Carter was a one-term president, but his achievements — including the Camp David Middle East peace accord and early embrace of environmentalism — have been lauded since his death as presidency that was often mocked gets a reassessment.

Given Trump’s impending inauguration and his legacy of trashing presidential norms, public courtesies and constitutional guardrails, the funeral honoring Carter, who was renowned for supporting global democracy and piety, was always going to take on an allegorical dimension.

Jabs at Trump were less overt than those aimed toward him at former Arizona Sen. John McCain’s funeral in 2018. But they were still unmistakable.

Ted Mondale, the son of Carter’s late Vice President Walter Mondale, read a remembrance prepared by his father that recalled how he and Carter had together tried to sum up their presidency in their final days in office and came up with: “We told the truth. We obeyed the law. We kept the peace.”

It would be hard to apply two-thirds of that epigram to Trump after his first term. As Mondale praised Carter for his early recognition of global warming, a force that is fueling murderous fires in Los Angeles, Trump, a climate change denier, stared at his order of service as he sat beside future first lady Melania Trump.

A state funeral is a gathering of the Washington clans, a convocation of the very establishment that Trump has pledged to destroy in his second term. Carter was not a clubbable man and his self-conscious piety was sometimes an irritant for his successors. He was the uneasiest member of the ex-president’s club apart from Trump.

But in death, he has become an avatar for the values that many of Trump’s critics see as under threat as his new term dawns.

The living president who was closest to Carter was Biden, who endorsed his 1976 presidential run as a young senator and who has delivered veiled rebukes to Trump in his last weeks in power.

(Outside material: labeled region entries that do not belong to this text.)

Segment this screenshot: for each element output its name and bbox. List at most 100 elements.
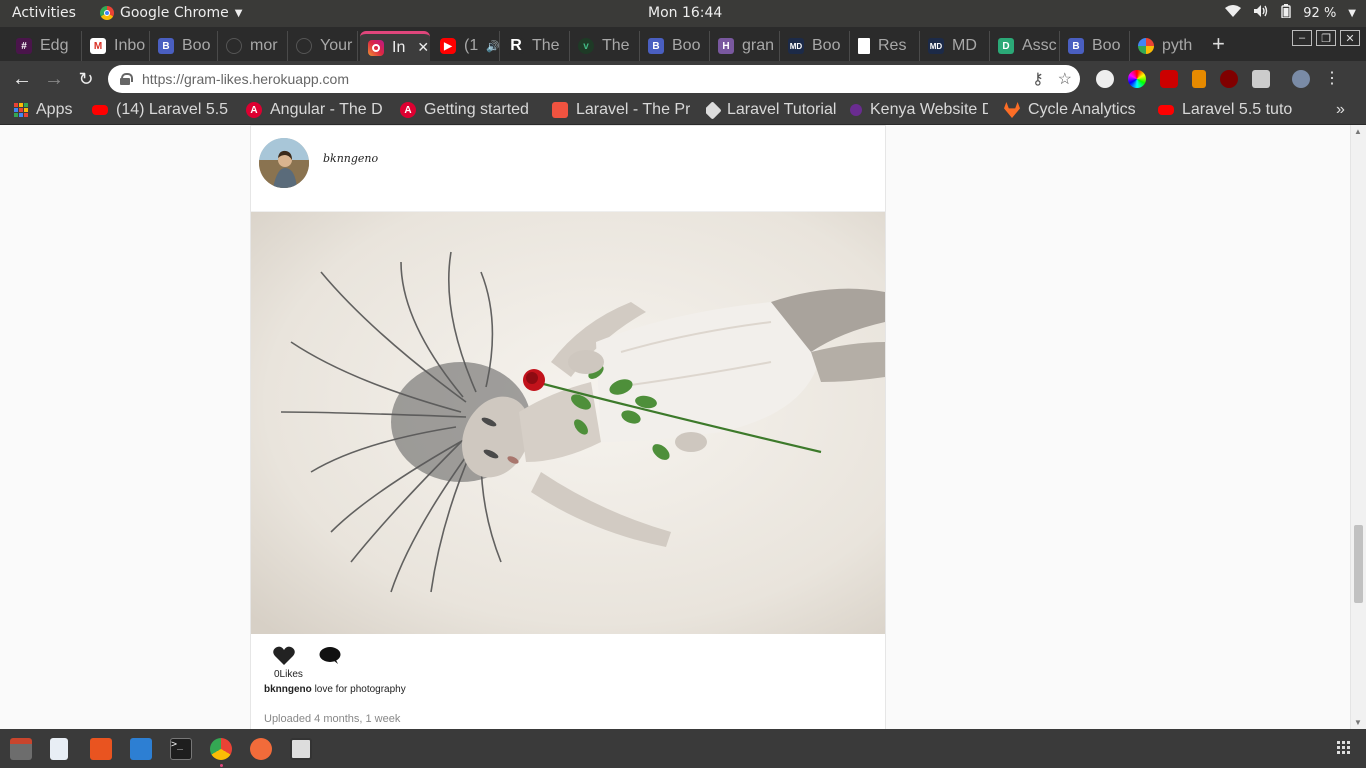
tab-title: In	[392, 38, 406, 56]
tab[interactable]: B Boo	[1060, 31, 1130, 61]
tab[interactable]: pyth	[1130, 31, 1200, 61]
tab-title: Inbo	[114, 37, 146, 54]
key-extension-icon[interactable]	[1192, 70, 1206, 88]
app-menu[interactable]: Google Chrome ▼	[100, 5, 242, 21]
tab[interactable]: MD MD	[920, 31, 990, 61]
bookmark[interactable]: Laravel Tutorial	[706, 101, 838, 119]
angular-icon: A	[400, 102, 416, 118]
ublock-icon[interactable]	[1160, 70, 1178, 88]
wifi-icon	[1225, 5, 1242, 21]
gmail-icon: M	[90, 38, 106, 54]
software-center-icon[interactable]	[90, 738, 112, 760]
tab[interactable]: R The	[500, 31, 570, 61]
tab[interactable]: ▶ (1 🔊	[432, 31, 500, 61]
scrollbar-thumb[interactable]	[1354, 525, 1363, 603]
close-icon[interactable]: ✕	[1340, 30, 1360, 46]
forward-arrow-icon[interactable]: →	[42, 67, 66, 91]
post-caption: bknngeno love for photography	[264, 684, 406, 695]
color-picker-icon[interactable]	[1128, 70, 1146, 88]
tab[interactable]: D Assc	[990, 31, 1060, 61]
terminal-icon[interactable]: >_	[170, 738, 192, 760]
heart-icon[interactable]	[273, 646, 295, 670]
bookmark-apps[interactable]: Apps	[14, 101, 72, 119]
caption-username[interactable]: bknngeno	[264, 684, 312, 695]
postman-icon[interactable]	[250, 738, 272, 760]
files-manager-icon[interactable]	[10, 738, 32, 760]
restore-icon[interactable]: ❐	[1316, 30, 1336, 46]
chrome-icon	[100, 6, 114, 20]
comment-icon[interactable]	[319, 646, 341, 670]
show-applications-icon[interactable]	[1337, 741, 1350, 754]
r-icon: R	[508, 37, 524, 54]
document-icon	[858, 38, 870, 54]
post-username[interactable]: bknngeno	[323, 152, 378, 165]
running-indicator	[220, 764, 223, 767]
text-editor-icon[interactable]	[50, 738, 68, 760]
tab[interactable]: B Boo	[640, 31, 710, 61]
bookmark[interactable]: Laravel - The Pr	[552, 101, 690, 119]
tab[interactable]: Res	[850, 31, 920, 61]
bootstrap-icon: B	[158, 38, 174, 54]
ublock-origin-icon[interactable]	[1220, 70, 1238, 88]
back-arrow-icon[interactable]: ←	[10, 67, 34, 91]
tab-title: Boo	[672, 37, 701, 54]
minimize-icon[interactable]: –	[1292, 30, 1312, 46]
google-icon	[1138, 38, 1154, 54]
vue-icon: v	[578, 38, 594, 54]
extension-icon[interactable]	[1096, 70, 1114, 88]
tab[interactable]: B Boo	[150, 31, 218, 61]
bookmark-label: Laravel - The Pr	[576, 101, 690, 118]
page-viewport: bknngeno 0Likes bknngeno love for photog…	[0, 125, 1350, 729]
bookmark[interactable]: Laravel 5.5 tuto	[1158, 101, 1298, 119]
reload-icon[interactable]: ↻	[74, 67, 98, 91]
screenshot-tool-icon[interactable]	[290, 738, 312, 760]
github-icon	[226, 38, 242, 54]
scroll-down-arrow-icon[interactable]: ▼	[1354, 718, 1362, 727]
youtube-icon	[1158, 105, 1174, 115]
tab[interactable]: # Edg	[8, 31, 82, 61]
more-bookmarks-icon[interactable]: »	[1336, 101, 1345, 119]
lock-icon	[120, 73, 133, 85]
page-scrollbar[interactable]: ▲ ▼	[1350, 125, 1366, 729]
profile-avatar-icon[interactable]	[1292, 70, 1310, 88]
close-icon[interactable]: ✕	[417, 39, 429, 56]
bookmark-label: Getting started	[424, 101, 529, 118]
slack-icon: #	[16, 38, 32, 54]
scroll-up-arrow-icon[interactable]: ▲	[1354, 127, 1362, 136]
heroku-icon: H	[718, 38, 734, 54]
puzzle-icon[interactable]	[1252, 70, 1270, 88]
extensions-area: ⋮	[1096, 70, 1340, 88]
activities-button[interactable]: Activities	[12, 5, 76, 21]
new-tab-button[interactable]: +	[1212, 33, 1225, 55]
post-image[interactable]	[251, 212, 885, 634]
chrome-icon[interactable]	[210, 738, 232, 760]
browser-toolbar: ← → ↻ https://gram-likes.herokuapp.com ⚷…	[0, 61, 1366, 97]
vscode-icon[interactable]	[130, 738, 152, 760]
bookmark-label: Kenya Website D	[870, 101, 988, 118]
bookmark[interactable]: (14) Laravel 5.5	[92, 101, 228, 119]
bookmark[interactable]: Cycle Analytics	[1004, 101, 1142, 119]
bootstrap-icon: B	[1068, 38, 1084, 54]
avatar[interactable]	[259, 138, 309, 188]
tab-title: The	[602, 37, 630, 54]
tab-title: Res	[878, 37, 907, 54]
bookmark[interactable]: A Angular - The D	[246, 101, 386, 119]
menu-dots-icon[interactable]: ⋮	[1324, 70, 1340, 88]
bookmark[interactable]: Kenya Website D	[850, 101, 988, 119]
system-tray[interactable]: 92 % ▼	[1225, 4, 1356, 22]
tab[interactable]: v The	[570, 31, 640, 61]
tab-active[interactable]: In ✕	[360, 31, 430, 61]
bookmark[interactable]: A Getting started	[400, 101, 538, 119]
tab[interactable]: mor	[218, 31, 288, 61]
tab[interactable]: M Inbo	[82, 31, 150, 61]
laravel-icon	[552, 102, 568, 118]
tab-title: Boo	[812, 37, 841, 54]
key-icon[interactable]: ⚷	[1032, 69, 1044, 89]
clock[interactable]: Mon 16:44	[648, 5, 722, 21]
tab[interactable]: Your	[288, 31, 358, 61]
star-icon[interactable]: ☆	[1058, 69, 1072, 89]
tab[interactable]: H gran	[710, 31, 780, 61]
address-bar[interactable]: https://gram-likes.herokuapp.com ⚷ ☆	[108, 65, 1080, 93]
bookmark-label: Laravel Tutorial	[727, 101, 837, 118]
tab[interactable]: MD Boo	[780, 31, 850, 61]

Given Biden’s antipathy to his predecessor and successor, it was hard not to see deliberate criticism in his eulogy.

“We have an obligation to give hate no safe harbor. And to stand up to what my dad used to say is the greatest sin of all, the abuse of power,” Biden said. “We’re all fallible. But it’s about asking ourselves, are we striving to do things, the right things? What value – what are the values that animate our spirit? Do we operate from fear or hope? Ego or generosity? Do we show grace?”

State funerals highlight the aging of public figures with whom the country lived when they were more youthful, poignantly marking time in America’s story.

The pain of mortality was etched across the face of Amy Carter, now in middle age but whom older Americans remember as a carefree schoolgirl growing up in the White House.

And in one of the most moving moments of a ceremony embroidered from the country’s often painful national fable, the Rev. Andrew Young, who was with Martin Luther King Jr. when he was assassinated, sat beside Carter’s casket. He recalled how the ex-president began his century of life growing up in a mostly Black area of rural Georgia and had been a courageous advocate for racial equality in his home state and in the White House.

Young, Carter’s former ambassador to the United Nations, read from scripture to end a service that must have been especially poignant for the former presidents, who, in a macabre sense, were getting a preview of their own funerals.

The achievements, regrets, thwarted ambitions and acrimonies that still resonate in that presidential pew won’t count for much at the end. Sooner or later, each of them will end up in the nave, just like Carter, in a casket draped in the American flag.